She went on to blame Democrats for the delay in getting aid to Americans, but that distorts the legislative history.

Senate Majority Leader Mitch McConnell (R-KY) reportedly only acceded to $600 per-person checks in the funding package because of the runoff in Georgia.

Loeffler and Perdue will face Democrats Raphael Warnock and Jon Ossoff next week. Both Democrats have pushed for the $2,000 checks and called out their Republican opponents for not doing so.

Perdue, a couple hours after Loeffler’s appearance, added his own support in a tweet. 

Loeffler echoed the sentiment a few minutes later.

Before Trump signed the stimulus bill, Loeffler squirmed when asked if she would support an increase to $2,000 checks, only saying she would consider it “if it repurposes wasteful spending for that.”

And Perdue had kept quiet on the increase.
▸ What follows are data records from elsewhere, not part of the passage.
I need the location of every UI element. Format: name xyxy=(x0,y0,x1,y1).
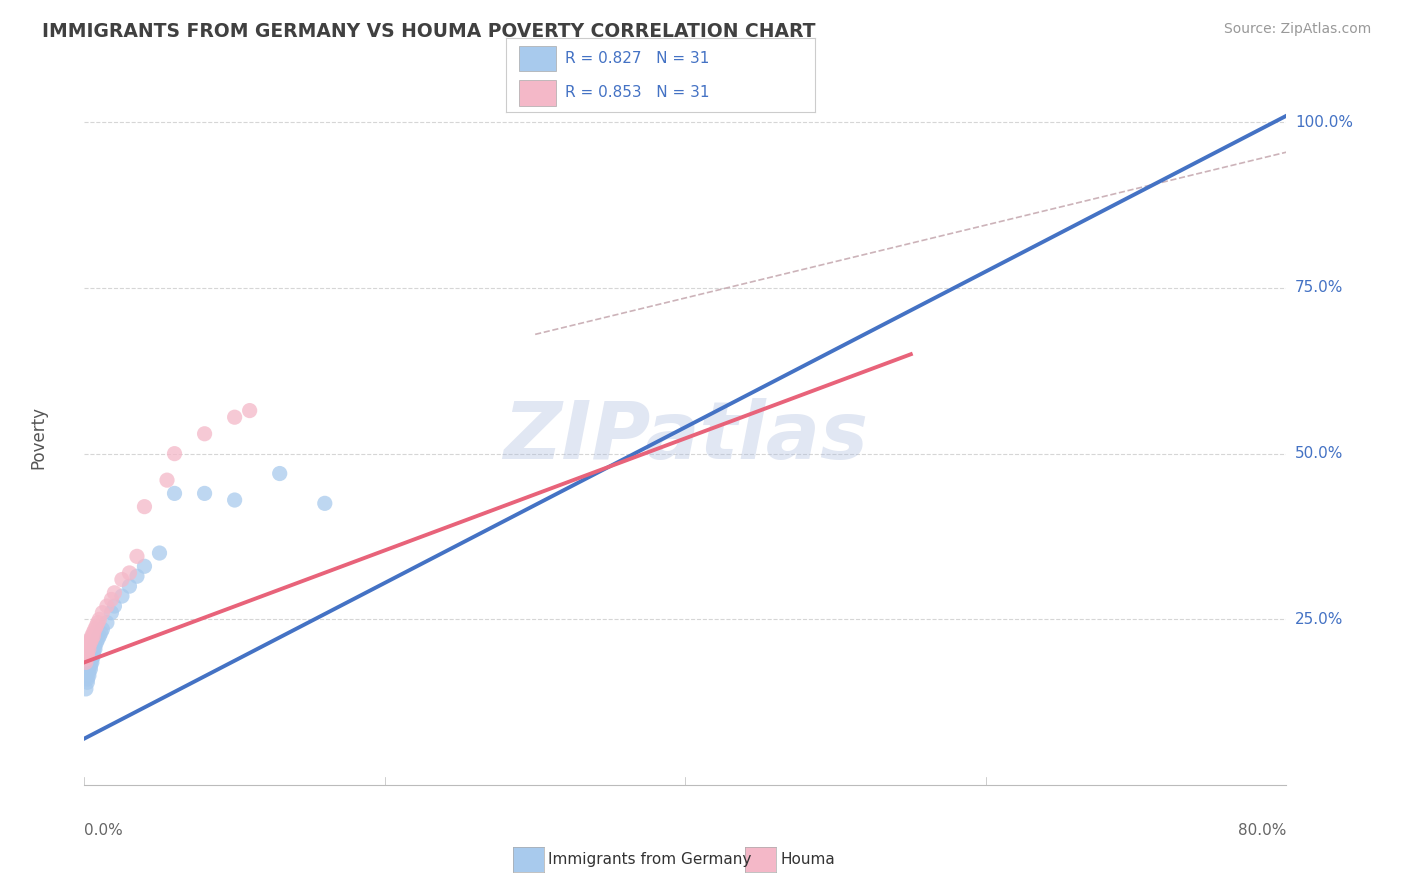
Text: IMMIGRANTS FROM GERMANY VS HOUMA POVERTY CORRELATION CHART: IMMIGRANTS FROM GERMANY VS HOUMA POVERTY… xyxy=(42,22,815,41)
Point xyxy=(79,658,101,673)
Point xyxy=(82,625,104,640)
Point xyxy=(134,500,156,514)
Point xyxy=(83,642,105,657)
Point xyxy=(103,599,125,613)
Point xyxy=(75,681,97,696)
Point xyxy=(89,629,111,643)
Point xyxy=(77,639,100,653)
Point xyxy=(83,639,105,653)
Point xyxy=(77,668,100,682)
Point xyxy=(239,403,262,417)
Point xyxy=(76,648,98,663)
Point xyxy=(76,645,98,659)
Point xyxy=(90,625,112,640)
Text: Source: ZipAtlas.com: Source: ZipAtlas.com xyxy=(1223,22,1371,37)
Text: R = 0.853   N = 31: R = 0.853 N = 31 xyxy=(565,86,710,100)
Point xyxy=(103,586,125,600)
Text: Houma: Houma xyxy=(780,853,835,867)
Point xyxy=(77,635,100,649)
Point xyxy=(91,622,114,636)
Point xyxy=(79,635,101,649)
Point xyxy=(148,546,170,560)
Point xyxy=(89,612,111,626)
Point xyxy=(79,632,101,647)
Point xyxy=(111,573,134,587)
Point xyxy=(76,672,98,686)
Point xyxy=(224,410,246,425)
Point xyxy=(100,606,122,620)
Point xyxy=(80,656,103,670)
Point xyxy=(118,579,141,593)
Point xyxy=(224,493,246,508)
Text: Immigrants from Germany: Immigrants from Germany xyxy=(548,853,752,867)
Point xyxy=(96,615,118,630)
Point xyxy=(76,675,98,690)
Point xyxy=(82,629,104,643)
Point xyxy=(87,615,110,630)
Text: Poverty: Poverty xyxy=(30,406,48,468)
Point xyxy=(80,632,103,647)
Bar xyxy=(519,80,555,105)
Text: 75.0%: 75.0% xyxy=(1295,280,1343,295)
Point xyxy=(83,622,105,636)
Point xyxy=(80,652,103,666)
Point xyxy=(75,652,97,666)
Point xyxy=(156,473,179,487)
Point xyxy=(125,569,148,583)
Text: 0.0%: 0.0% xyxy=(84,823,124,838)
Point xyxy=(96,599,118,613)
Point xyxy=(269,467,291,481)
Point xyxy=(79,662,101,676)
Point xyxy=(111,589,134,603)
Point xyxy=(314,496,336,510)
Text: R = 0.827   N = 31: R = 0.827 N = 31 xyxy=(565,51,709,66)
Text: 25.0%: 25.0% xyxy=(1295,612,1343,627)
Point xyxy=(82,648,104,663)
Point xyxy=(87,632,110,647)
Point xyxy=(75,656,97,670)
Point xyxy=(86,635,108,649)
Bar xyxy=(519,45,555,71)
Point xyxy=(194,486,217,500)
Point xyxy=(100,592,122,607)
Point xyxy=(86,619,108,633)
Point xyxy=(91,606,114,620)
Point xyxy=(118,566,141,580)
Text: 50.0%: 50.0% xyxy=(1295,446,1343,461)
Text: ZIPatlas: ZIPatlas xyxy=(503,398,868,476)
Point xyxy=(125,549,148,564)
Point xyxy=(163,447,186,461)
Text: 100.0%: 100.0% xyxy=(1295,115,1353,130)
Point xyxy=(134,559,156,574)
Point xyxy=(82,645,104,659)
Point xyxy=(80,629,103,643)
Point xyxy=(76,648,98,663)
Text: 80.0%: 80.0% xyxy=(1239,823,1286,838)
Point xyxy=(77,665,100,680)
Point xyxy=(194,426,217,441)
Point xyxy=(163,486,186,500)
Point xyxy=(77,642,100,657)
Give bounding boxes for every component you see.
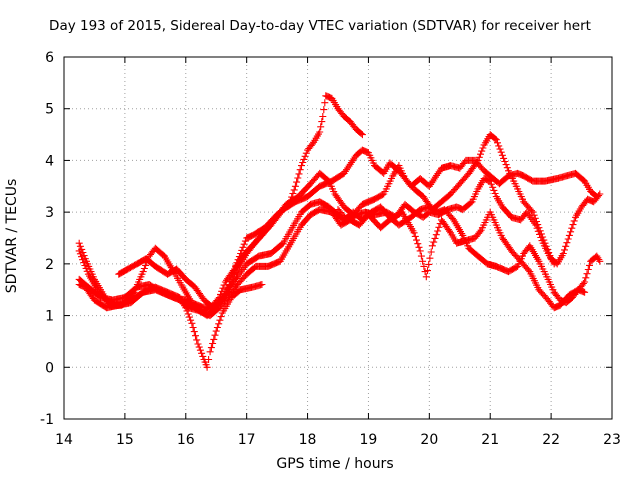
y-tick-label: 6: [45, 50, 54, 66]
y-tick-label: 3: [45, 205, 54, 221]
x-tick-label: 18: [299, 432, 317, 448]
x-tick-label: 19: [360, 432, 378, 448]
plot-frame: [63, 56, 613, 420]
y-tick-label: 1: [45, 309, 54, 325]
y-tick-label: 2: [45, 257, 54, 273]
x-tick-label: 16: [177, 432, 195, 448]
y-tick-labels: -1 0 1 2 3 4 5 6: [40, 50, 54, 428]
x-tick-label: 15: [116, 432, 134, 448]
series-track-5: [75, 206, 589, 320]
data-point-markers: [75, 206, 589, 320]
x-tick-label: 17: [238, 432, 256, 448]
x-tick-label: 20: [420, 432, 438, 448]
x-tick-label: 23: [603, 432, 621, 448]
y-axis-label: SDTVAR / TECUs: [4, 178, 20, 294]
x-axis-label: GPS time / hours: [276, 456, 394, 472]
y-tick-label: 5: [45, 102, 54, 118]
axis-ticks: [63, 56, 613, 420]
x-tick-label: 21: [481, 432, 499, 448]
x-tick-label: 14: [55, 432, 73, 448]
data-points: [75, 92, 604, 371]
y-tick-label: 4: [45, 153, 54, 169]
data-point-markers: [334, 175, 558, 268]
x-tick-label: 22: [542, 432, 560, 448]
chart-title: Day 193 of 2015, Sidereal Day-to-day VTE…: [49, 18, 591, 34]
y-tick-label: 0: [45, 360, 54, 376]
series-track-7: [334, 175, 558, 268]
y-tick-label: -1: [40, 412, 54, 428]
x-tick-labels: 14 15 16 17 18 19 20 21 22 23: [55, 432, 621, 448]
Multiple outlets reported that he pleaded with Trump on Christmas to sign the stimulus bil. The Georgia Republican had already cut ads bragging about the deal featuring $600 checks — before Trump criticized it as a failure.

Sen. Bernie Sanders (I-VT) has said he’ll insist on a vote on the $2,000 checks before another vote to override the President’s veto on the annual defense funding package. 

But passing the increase to $2,000 isn’t as simple as a majority vote: Sixty senators would be needed to overcome a filibuster on the legislation — which passed the House with two-thirds support Monday — and so far, that’s not the case. 

According to CNN’s count, only four Republicans support the increased checks — including Sens. Marco Rubio (R-FL) and Josh Hawley (R-MO) in addition to Loeffler and Perdue — out of 12 total Republicans that would need to join a united Democratic caucus. 

McConnell could also combine a vote on the increased checks with a less palatable measure, like repealing Section 230 of the 1996 Communications Decency Act — a pet peeve of Trump’s that protects web operators from liability for what users post. 

Republicans senators will have to weigh whether they want to vote against a lame-duck President — albeit a popular one among their Republican base — or vote for the larger stimulus checks they’ve long opposed.